As you already know I’m currently a little wandering nomad, flitting hither and thither until I can roost permanently in my new home in Wapping.
I went away for a few days to Stratford-upon-Avon (expect some moony-eyed lyrical blogs about the beauty of the countryside &c, shortly). Following this I made my way to my current demesne, the house of a friend who is at present out of the country.
Or at least, I thought I did. Sunday afternoon found me and one rather large heavy suitcase struggling up the walkway of a place bearing the number of my friend’s house. There had been some confusion with the taxi driver, so I was glad to be free of the overheated little car. Normally I consider taxis an extravagance roughly on the order of travelling by hot-air balloon, but I had many small fiddly parcels as well as my rather large heavy suitcase, and it appeared the trip from Bow to Blackheath by public transport would have involved a logistical exercise resembling the order of complexity of, say, the Discovery mission to Mars. So, taxi it was. But along the way my taxi and I became befuddled by a sign that said ‘to the Keep.’ Did this mean we were at the Keep, or that we were merely in the Keep’s vicinity?

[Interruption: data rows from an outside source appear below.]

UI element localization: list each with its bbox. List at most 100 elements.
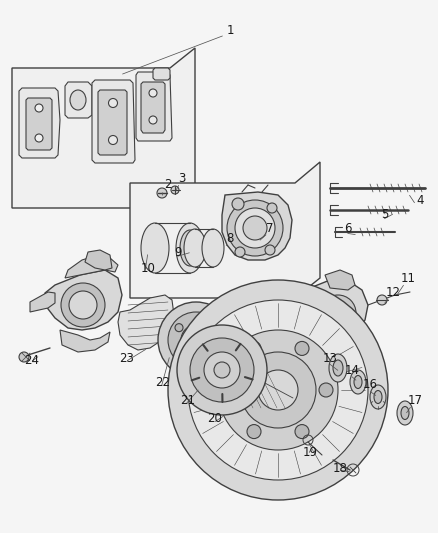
Circle shape <box>175 324 183 332</box>
Circle shape <box>198 316 206 324</box>
Polygon shape <box>325 270 355 290</box>
Circle shape <box>243 216 267 240</box>
Circle shape <box>171 186 179 194</box>
Text: 4: 4 <box>416 193 424 206</box>
Text: 2: 2 <box>164 179 172 191</box>
Text: 10: 10 <box>141 262 155 274</box>
Text: 24: 24 <box>25 353 39 367</box>
Circle shape <box>61 283 105 327</box>
Circle shape <box>258 370 298 410</box>
Polygon shape <box>85 250 112 270</box>
Text: 19: 19 <box>303 446 318 458</box>
Polygon shape <box>65 82 92 118</box>
Text: 9: 9 <box>174 246 182 259</box>
Ellipse shape <box>184 229 206 267</box>
Text: 5: 5 <box>381 208 389 222</box>
Circle shape <box>320 295 356 331</box>
Polygon shape <box>65 255 118 278</box>
Text: 17: 17 <box>407 393 423 407</box>
Circle shape <box>188 300 368 480</box>
Polygon shape <box>12 48 195 208</box>
Text: 7: 7 <box>266 222 274 235</box>
Text: 14: 14 <box>345 364 360 376</box>
Ellipse shape <box>354 376 362 389</box>
Circle shape <box>223 383 237 397</box>
Circle shape <box>109 135 117 144</box>
Polygon shape <box>98 90 127 155</box>
Text: 18: 18 <box>332 462 347 474</box>
Text: 3: 3 <box>178 172 186 184</box>
Circle shape <box>198 356 206 364</box>
Text: 8: 8 <box>226 231 234 245</box>
Text: 21: 21 <box>180 393 195 407</box>
Circle shape <box>149 89 157 97</box>
Text: 16: 16 <box>363 378 378 392</box>
Text: 1: 1 <box>226 23 234 36</box>
Polygon shape <box>45 270 122 330</box>
Circle shape <box>204 352 240 388</box>
Ellipse shape <box>180 230 200 266</box>
Polygon shape <box>30 292 55 312</box>
Circle shape <box>235 208 275 248</box>
Circle shape <box>319 383 333 397</box>
Polygon shape <box>118 295 174 350</box>
Circle shape <box>218 330 338 450</box>
Polygon shape <box>222 192 292 260</box>
Circle shape <box>247 342 261 356</box>
Circle shape <box>19 352 29 362</box>
Circle shape <box>149 116 157 124</box>
Ellipse shape <box>176 223 204 273</box>
Polygon shape <box>26 98 52 150</box>
Polygon shape <box>19 88 60 158</box>
Text: 22: 22 <box>155 376 170 390</box>
Circle shape <box>267 203 277 213</box>
Ellipse shape <box>329 354 347 382</box>
Polygon shape <box>141 82 165 133</box>
Circle shape <box>177 325 267 415</box>
Circle shape <box>265 245 275 255</box>
Ellipse shape <box>141 223 169 273</box>
Ellipse shape <box>374 391 382 403</box>
Polygon shape <box>92 80 135 163</box>
Circle shape <box>295 425 309 439</box>
Circle shape <box>35 104 43 112</box>
Circle shape <box>157 188 167 198</box>
Polygon shape <box>130 162 320 298</box>
Circle shape <box>175 349 183 357</box>
Circle shape <box>158 302 234 378</box>
Circle shape <box>35 134 43 142</box>
Circle shape <box>235 247 245 257</box>
Circle shape <box>168 280 388 500</box>
Circle shape <box>69 291 97 319</box>
Text: 13: 13 <box>322 351 337 365</box>
Circle shape <box>377 295 387 305</box>
Circle shape <box>168 312 224 368</box>
Ellipse shape <box>397 401 413 425</box>
Circle shape <box>327 302 349 324</box>
Circle shape <box>295 342 309 356</box>
Circle shape <box>240 352 316 428</box>
Text: 11: 11 <box>400 271 416 285</box>
Ellipse shape <box>70 90 86 110</box>
Ellipse shape <box>350 370 366 394</box>
Text: 23: 23 <box>120 351 134 365</box>
Ellipse shape <box>202 229 224 267</box>
Circle shape <box>213 336 221 344</box>
Polygon shape <box>136 72 172 141</box>
Text: 20: 20 <box>208 411 223 424</box>
Circle shape <box>190 338 254 402</box>
Polygon shape <box>153 68 170 80</box>
Circle shape <box>247 425 261 439</box>
Circle shape <box>109 99 117 108</box>
Circle shape <box>214 362 230 378</box>
Polygon shape <box>303 280 368 338</box>
Ellipse shape <box>370 385 386 409</box>
Text: 12: 12 <box>385 287 400 300</box>
Ellipse shape <box>333 360 343 376</box>
Circle shape <box>227 200 283 256</box>
Circle shape <box>181 325 211 355</box>
Text: 6: 6 <box>344 222 352 235</box>
Ellipse shape <box>401 407 409 419</box>
Polygon shape <box>313 338 328 358</box>
Circle shape <box>232 198 244 210</box>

The keys and I, we had a disagreement with the lock. In fact, it became increasingly clear that the keys and I were not at the right door. A rosy flush of embarrassment began to permeate my cheeks, and my eyes, I fancy, took on the shifty look of a person attempting a felony. Keys, suitcase, parcels and I tiptoed in an attitude of retreat back down the front walk.
Fortunately I was able to accost a passing jogger. (It’s a slippery slope when you’ve started on the road to crime.) The jogger, a kindly middle-aged man, pointed me in the right direction and told me everyone was always getting confused by that blessed sign.
I arrived, at last, at what was truly the right and proper door. I hoped.
And yet, me and my keys made no further headway. As I stood there, in front of the second door that was refusing to yield to my careful ministrations, I began to feel very small, and very, very much out of place. With my backpack straps straining against my shoulders I thought of Henry David Thoreau’s grand ode to the transcendance of traveling light, to leaving behind the material objects which strangle us, in ‘Walden’. I was about to skulk ignominously back down the second front walk of the day when I had a sudden revelation: I was using the wrong set of keys.
Gleefully, though with the still overhanging feeling that there remained the potential for mayhem to ensue, I scrabbled in my bag and produced–yes!–the RIGHT set of keys. Mercifully the keys confirmed that I was at last in the right place.
And now? Cup of tea in a typewriter mug, comfy sofa, and the sound of the wind in the trees. It’s good not being a felon.